Recent Job Growth May Raise Fed Rates

The apparent strength of the labor market may result in the Federal Reserve hiking interest rates in the coming days.

Yesterday, the ADP National Employment Report showed private sector job growth rising far above what economists had predicted for the month. February was host to the most substantial growth in payrolls seen since December 2015, with 298,000 jobs added—108,000 more than estimated.

The construction industry had the largest increase of payrolls with 66,000 new jobs filled, making it the industry’s second biggest gain in 15 years. Unusually warm weather is likely responsible for the jump in job growth. Manufacturing payrolls also increased markedly in February by 32,000. Overall, private sector job growth is increasing more than it has in a year, signaling that the economy may be more stable than a disappointing first quarter suggests.

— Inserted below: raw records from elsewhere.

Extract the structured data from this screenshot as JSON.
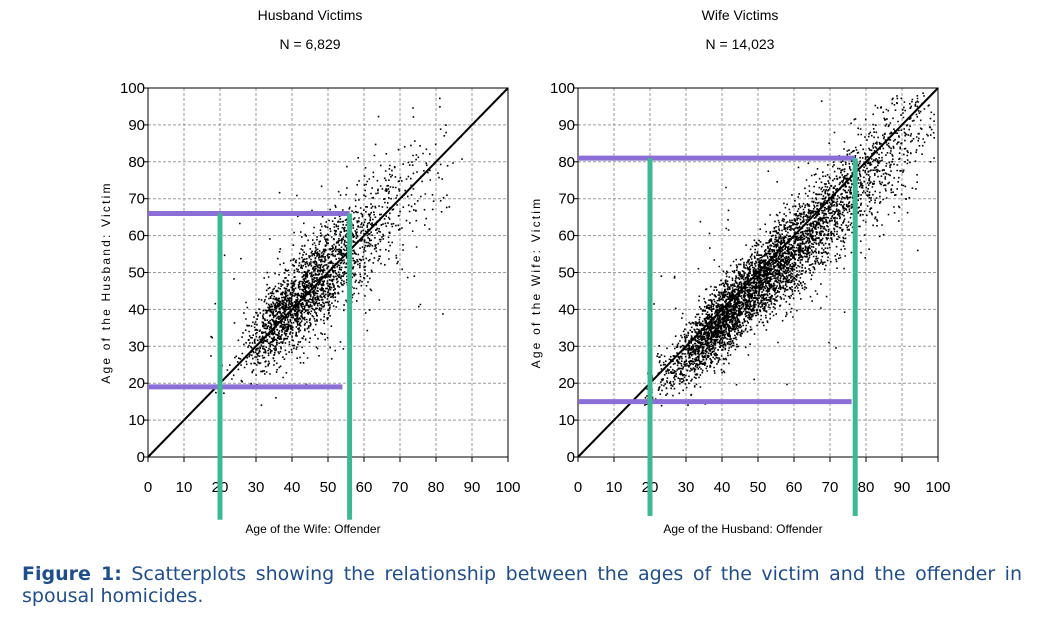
{
  "chart_data": [
    {
      "type": "scatter",
      "title": "Husband Victims",
      "subtitle": "N = 6,829",
      "xlabel": "Age of the Wife: Offender",
      "ylabel": "Age of the Husband: Victim",
      "xlim": [
        0,
        100
      ],
      "ylim": [
        0,
        100
      ],
      "xticks": [
        "0",
        "10",
        "20",
        "30",
        "40",
        "50",
        "60",
        "70",
        "80",
        "90",
        "100"
      ],
      "yticks": [
        "0",
        "10",
        "20",
        "30",
        "40",
        "50",
        "60",
        "70",
        "80",
        "90",
        "100"
      ],
      "grid": true,
      "reference_line": {
        "from": [
          0,
          0
        ],
        "to": [
          100,
          100
        ]
      },
      "distribution": {
        "n": 6829,
        "slope": 0.92,
        "intercept": 4.5,
        "x_range": [
          17,
          70
        ],
        "x_center": 38,
        "spread": 5.5,
        "outlier_share": 0.06
      },
      "highlight_lines": [
        {
          "orientation": "horizontal",
          "value": 66,
          "from": 0,
          "to": 56,
          "color": "#8b6fd6"
        },
        {
          "orientation": "horizontal",
          "value": 19,
          "from": 0,
          "to": 54,
          "color": "#8b6fd6"
        },
        {
          "orientation": "vertical",
          "value": 20,
          "from": -17,
          "to": 66,
          "color": "#3db894"
        },
        {
          "orientation": "vertical",
          "value": 56,
          "from": -17,
          "to": 66,
          "color": "#3db894"
        }
      ]
    },
    {
      "type": "scatter",
      "title": "Wife Victims",
      "subtitle": "N = 14,023",
      "xlabel": "Age of the Husband: Offender",
      "ylabel": "Age of the Wife: Victim",
      "xlim": [
        0,
        100
      ],
      "ylim": [
        0,
        100
      ],
      "xticks": [
        "0",
        "10",
        "20",
        "30",
        "40",
        "50",
        "60",
        "70",
        "80",
        "90",
        "100"
      ],
      "yticks": [
        "0",
        "10",
        "20",
        "30",
        "40",
        "50",
        "60",
        "70",
        "80",
        "90",
        "100"
      ],
      "grid": true,
      "reference_line": {
        "from": [
          0,
          0
        ],
        "to": [
          100,
          100
        ]
      },
      "distribution": {
        "n": 14023,
        "slope": 0.96,
        "intercept": -1,
        "x_range": [
          18,
          95
        ],
        "x_center": 42,
        "spread": 5.0,
        "outlier_share": 0.04
      },
      "highlight_lines": [
        {
          "orientation": "horizontal",
          "value": 81,
          "from": 0,
          "to": 77,
          "color": "#8b6fd6"
        },
        {
          "orientation": "horizontal",
          "value": 15,
          "from": 0,
          "to": 76,
          "color": "#8b6fd6"
        },
        {
          "orientation": "vertical",
          "value": 20,
          "from": -16,
          "to": 81,
          "color": "#3db894"
        },
        {
          "orientation": "vertical",
          "value": 77,
          "from": -16,
          "to": 81,
          "color": "#3db894"
        }
      ]
    }
  ],
  "caption": {
    "label": "Figure 1:",
    "text": "Scatterplots showing the relationship between the ages of the victim and the offender in spousal homicides."
  }
}
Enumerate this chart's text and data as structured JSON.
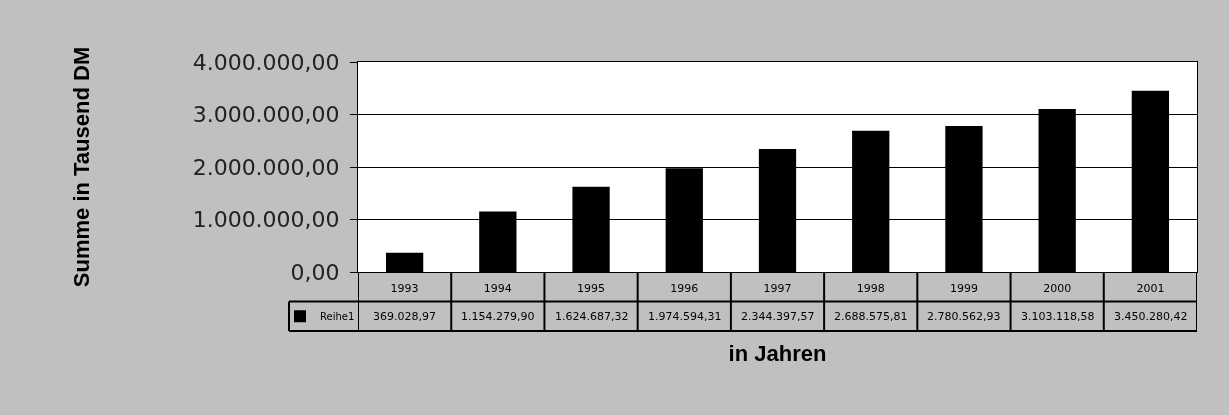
{
  "chart_data": {
    "type": "bar",
    "xlabel": "in Jahren",
    "ylabel": "Summe in Tausend DM",
    "categories": [
      "1993",
      "1994",
      "1995",
      "1996",
      "1997",
      "1998",
      "1999",
      "2000",
      "2001"
    ],
    "series": [
      {
        "name": "Reihe1",
        "color": "#000000",
        "values": [
          369028.97,
          1154279.9,
          1624687.32,
          1974594.31,
          2344397.57,
          2688575.81,
          2780562.93,
          3103118.58,
          3450280.42
        ],
        "value_labels": [
          "369.028,97",
          "1.154.279,90",
          "1.624.687,32",
          "1.974.594,31",
          "2.344.397,57",
          "2.688.575,81",
          "2.780.562,93",
          "3.103.118,58",
          "3.450.280,42"
        ]
      }
    ],
    "ylim": [
      0,
      4000000
    ],
    "yticks": [
      {
        "value": 0,
        "label": "0,00"
      },
      {
        "value": 1000000,
        "label": "1.000.000,00"
      },
      {
        "value": 2000000,
        "label": "2.000.000,00"
      },
      {
        "value": 3000000,
        "label": "3.000.000,00"
      },
      {
        "value": 4000000,
        "label": "4.000.000,00"
      }
    ],
    "grid": "y",
    "legend": "bottom left"
  }
}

Janet Yellen, chair of the board of Governors of the Federal Reserve, said last week that the central bank will decide whether to increase interest rates during a policy meeting scheduled for March 14-15. The Fed forecasted three rate increases throughout the 2017, so a decision next week to raise rates is likely.

Joel Naroff, chief economist of Naroff Economic Advisors, expects rates to rise amid the ADP’s report and told Reuters, “I never say ‘done deal’ when it comes to the Fed, but a strong report would get us pretty close to one. It would reinforce the warning that I have been making that rates could rise faster and go higher than the markets currently anticipate.”